Heart failure (HF) is a global endemic affecting an estimated 26 million people worldwide. It is currently the leading cause of hospitalization with high early post-discharge mortality and readmission rates.1
There are multiple hospital-based worldwide registries that are the primary sources of real-world data on HF from America and Europe and even Africa and Asia-Pacific.2-5 However, there is no prospective large-scale data from the Middle-East with regard to etiology, presentation, management, and outcome of HF patients. From the recent Gulf registry of acute coronary events (Gulf RACE), we know that the average age of acute coronary syndrome (ACS) and diabetic patients from this region is a decade younger than their Western counterparts. It is intriguing to know how HF affects the younger population from this area, how they present, the etiology, and outcomes. Hence, the Gulf Heart Association initiated a large prospective registry called Gulf CARE (aCute heArt failuRe rEgistry). Gulf CARE is a multinational multicenter registry of patients admitted with the diagnosis of acute heart failure (AHF) to 47 hospitals in seven Middle Eastern countries including Oman.6,7
There is currently a lack of reliable statistics with regard to HF in Oman. The aim of this paper was to describe the demographics, clinical characteristics, management, and outcomes of AHF patients from the Oman CARE study (part of Gulf CARE).
Methods
Oman CARE was a prospective, hospital-based, multicenter registry of patients admitted with the diagnosis of AHF to 12 hospitals in Oman. In our previous publication, the main registry design paper, we detailed the methodology and hospital characteristics.6,7 Briefly, between 14 February and 14 November 2012 we recruited males and females aged > 18 years old with a diagnosis of AHF. We recorded demographic data, co-morbidities, risk factors, clinical presentation and investigations including troponin and B-type natriuretic peptide (BNP), medication history with dosages, interventions, in-hospital outcome, etiology, and precipitating factors for AHF. Follow-up was done by telephone at three months and either by phone or clinic visit at one-year. Data was entered online using a custom designed electronic case record form (CRF) at the Gulf CARE website (www.gulfcare.org). The Ministry of Health Research and Ethics Committee gave approval for the study. The study, as part of the overall Gulf CARE Registry, was registered at clinicaltrials.gov (NCT01467973).

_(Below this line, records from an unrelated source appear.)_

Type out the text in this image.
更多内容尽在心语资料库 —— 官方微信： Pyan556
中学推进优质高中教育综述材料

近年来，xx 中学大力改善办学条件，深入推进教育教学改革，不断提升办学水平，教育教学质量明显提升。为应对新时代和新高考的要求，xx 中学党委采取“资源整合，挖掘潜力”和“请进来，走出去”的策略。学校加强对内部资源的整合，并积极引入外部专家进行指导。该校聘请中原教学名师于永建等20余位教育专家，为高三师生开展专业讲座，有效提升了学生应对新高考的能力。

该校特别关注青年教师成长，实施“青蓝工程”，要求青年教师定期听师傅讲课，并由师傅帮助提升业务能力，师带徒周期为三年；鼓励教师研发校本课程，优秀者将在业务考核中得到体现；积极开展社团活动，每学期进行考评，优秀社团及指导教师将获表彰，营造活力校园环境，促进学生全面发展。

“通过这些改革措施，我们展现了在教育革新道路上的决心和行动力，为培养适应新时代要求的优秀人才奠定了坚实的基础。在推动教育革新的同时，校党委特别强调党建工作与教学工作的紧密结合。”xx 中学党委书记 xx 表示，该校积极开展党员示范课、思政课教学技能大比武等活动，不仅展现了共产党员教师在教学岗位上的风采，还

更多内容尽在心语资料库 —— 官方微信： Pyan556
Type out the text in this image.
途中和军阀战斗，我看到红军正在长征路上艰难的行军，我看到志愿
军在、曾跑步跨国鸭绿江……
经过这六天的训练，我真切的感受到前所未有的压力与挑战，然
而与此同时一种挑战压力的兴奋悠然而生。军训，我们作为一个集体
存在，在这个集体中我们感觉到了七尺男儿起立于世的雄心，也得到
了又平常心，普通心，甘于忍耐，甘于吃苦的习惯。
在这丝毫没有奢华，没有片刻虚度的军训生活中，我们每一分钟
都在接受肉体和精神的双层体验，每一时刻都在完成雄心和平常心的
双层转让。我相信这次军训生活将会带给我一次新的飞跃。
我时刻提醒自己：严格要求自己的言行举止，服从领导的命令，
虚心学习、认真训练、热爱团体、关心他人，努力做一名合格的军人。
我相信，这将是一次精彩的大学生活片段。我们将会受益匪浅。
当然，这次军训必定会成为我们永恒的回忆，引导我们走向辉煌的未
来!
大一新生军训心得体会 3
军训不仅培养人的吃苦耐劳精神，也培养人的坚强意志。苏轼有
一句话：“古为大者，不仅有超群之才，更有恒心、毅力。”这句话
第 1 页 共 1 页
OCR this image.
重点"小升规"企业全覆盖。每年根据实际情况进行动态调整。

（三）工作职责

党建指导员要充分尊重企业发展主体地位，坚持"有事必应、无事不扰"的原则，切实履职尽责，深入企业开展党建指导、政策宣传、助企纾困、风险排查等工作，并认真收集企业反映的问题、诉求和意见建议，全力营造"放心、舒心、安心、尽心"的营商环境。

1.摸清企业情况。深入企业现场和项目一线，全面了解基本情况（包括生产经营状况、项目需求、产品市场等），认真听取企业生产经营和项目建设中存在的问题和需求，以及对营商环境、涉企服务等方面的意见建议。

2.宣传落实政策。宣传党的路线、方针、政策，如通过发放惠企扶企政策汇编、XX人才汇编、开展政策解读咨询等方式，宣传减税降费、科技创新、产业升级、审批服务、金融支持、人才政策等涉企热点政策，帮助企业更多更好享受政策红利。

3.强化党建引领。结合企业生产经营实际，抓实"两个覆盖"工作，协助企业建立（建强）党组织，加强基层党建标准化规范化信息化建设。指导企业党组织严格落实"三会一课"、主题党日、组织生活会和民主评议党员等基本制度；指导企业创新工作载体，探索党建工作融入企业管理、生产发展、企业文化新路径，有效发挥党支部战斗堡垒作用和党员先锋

HF was defined by the European Society of Cardiology (ESC) criteria.8 AHF was further sub-classified as either acute decompensated chronic heart failure (ADCHF) or new-onset acute heart failure (de novo AHF) based on ESC guidelines.8 ADCHF was defined as worsening of HF in patients with a previous diagnosis or hospitalization for HF. New-onset AHF was defined as AHF in patients with no prior history of HF.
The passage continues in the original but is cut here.